I lean in and kiss her, slowly, slightly, light kisses again and again until it becomes passionate. She acquiesces, her body nearly collapsing into mine, but with grace and intention. I pick up her body and carry her into my bedroom, her arms around me. I set her on the bed and we take off each other’s clothes. Once the awkward amusement of pulling off our jeans is complete, I play with her bra and panties, hold her by her waist and kiss her mouth and neck. She reaches for my crotch, smiles with enthusiasm and massages my erection with her hands, breathing heavier and heavier, then she leans down and puts her mouth on it.

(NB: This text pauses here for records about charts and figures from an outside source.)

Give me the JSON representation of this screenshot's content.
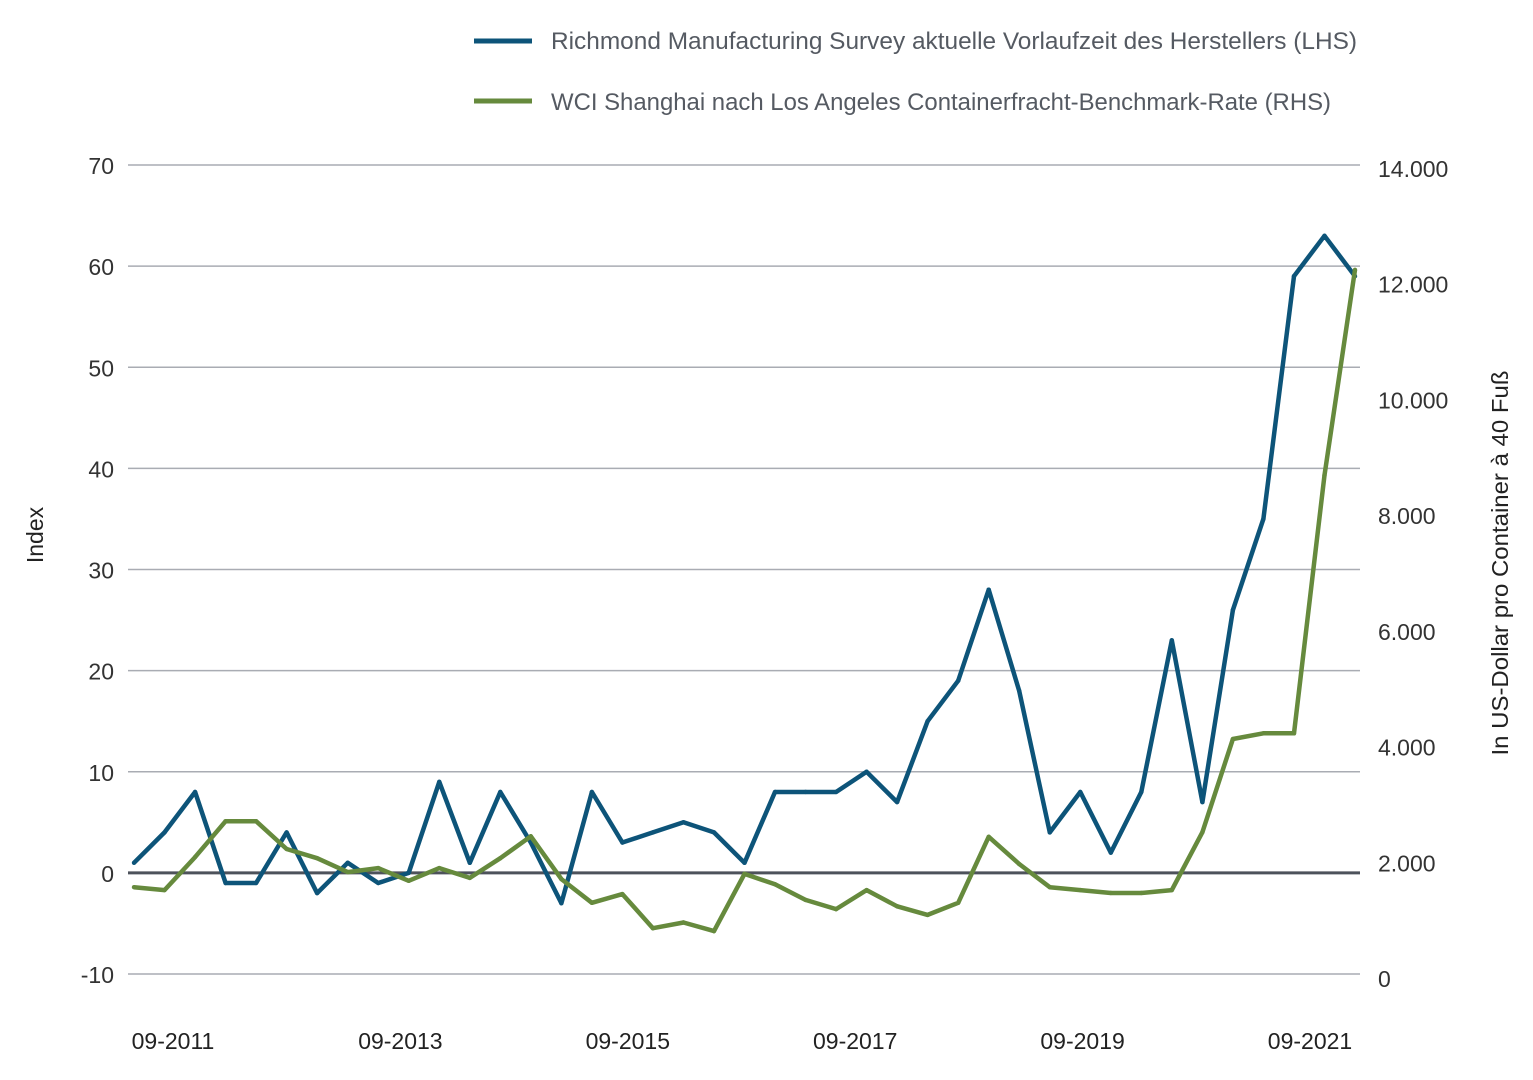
{
  "chart_data": {
    "type": "line",
    "title": "",
    "xlabel": "",
    "ylabel": "Index",
    "ylabel_right": "In US-Dollar pro Container à 40 Fuß",
    "ylim": [
      -10,
      70
    ],
    "yticks": [
      "-10",
      "0",
      "10",
      "20",
      "30",
      "40",
      "50",
      "60",
      "70"
    ],
    "ylim_right": [
      0,
      14000
    ],
    "yticks_right": [
      "0",
      "2.000",
      "4.000",
      "6.000",
      "8.000",
      "10.000",
      "12.000",
      "14.000"
    ],
    "xtick_labels": [
      "09-2011",
      "09-2013",
      "09-2015",
      "09-2017",
      "09-2019",
      "09-2021"
    ],
    "grid": true,
    "legend_position": "top",
    "series": [
      {
        "name": "Richmond Manufacturing Survey aktuelle Vorlaufzeit des Herstellers (LHS)",
        "axis": "left",
        "color": "#0d5479",
        "values": [
          1,
          4,
          8,
          -1,
          -1,
          4,
          -2,
          1,
          -1,
          0,
          9,
          1,
          8,
          3,
          -3,
          8,
          3,
          4,
          5,
          4,
          1,
          8,
          8,
          8,
          10,
          7,
          15,
          19,
          28,
          18,
          4,
          8,
          2,
          8,
          23,
          7,
          26,
          35,
          59,
          63,
          59
        ]
      },
      {
        "name": "WCI Shanghai nach Los Angeles Containerfracht-Benchmark-Rate (RHS)",
        "axis": "right",
        "color": "#668a3d",
        "values": [
          1570,
          1520,
          2090,
          2710,
          2710,
          2230,
          2070,
          1830,
          1900,
          1680,
          1900,
          1730,
          2070,
          2450,
          1710,
          1300,
          1450,
          860,
          960,
          810,
          1800,
          1620,
          1350,
          1190,
          1520,
          1240,
          1090,
          1300,
          2440,
          1970,
          1570,
          1520,
          1470,
          1470,
          1520,
          2520,
          4130,
          4230,
          4230,
          8690,
          12240
        ]
      }
    ]
  }
}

All of my blood and anxieties flow into that – the day’s stressful micro-experiences, the timing and organizing and planning and scheming, the anticipation of travel and packing and loose ends, the moral self-judgment of my wayward ways, my family and when I last spoke to everybody, the future, persistent memories, my hunting heart and unrequited feelings, other women, the constant desire for validation, the aches in the muscles of my back, world news and religious fundamentalism and economic collapse, the years of mistakes I’ve made and personal regret and disappointment and eternal pain – all of it flow into this. This is all that matters. This is the center of the universe. I put mine in hers and we rock around for a while. We each zone out on the smooth friction, entranced by the moment. Sex is maximum intimacy. It’s amazing how powerfully we both crave it, how smoothly we each sink into hot feelings. In orgasms we find meaning.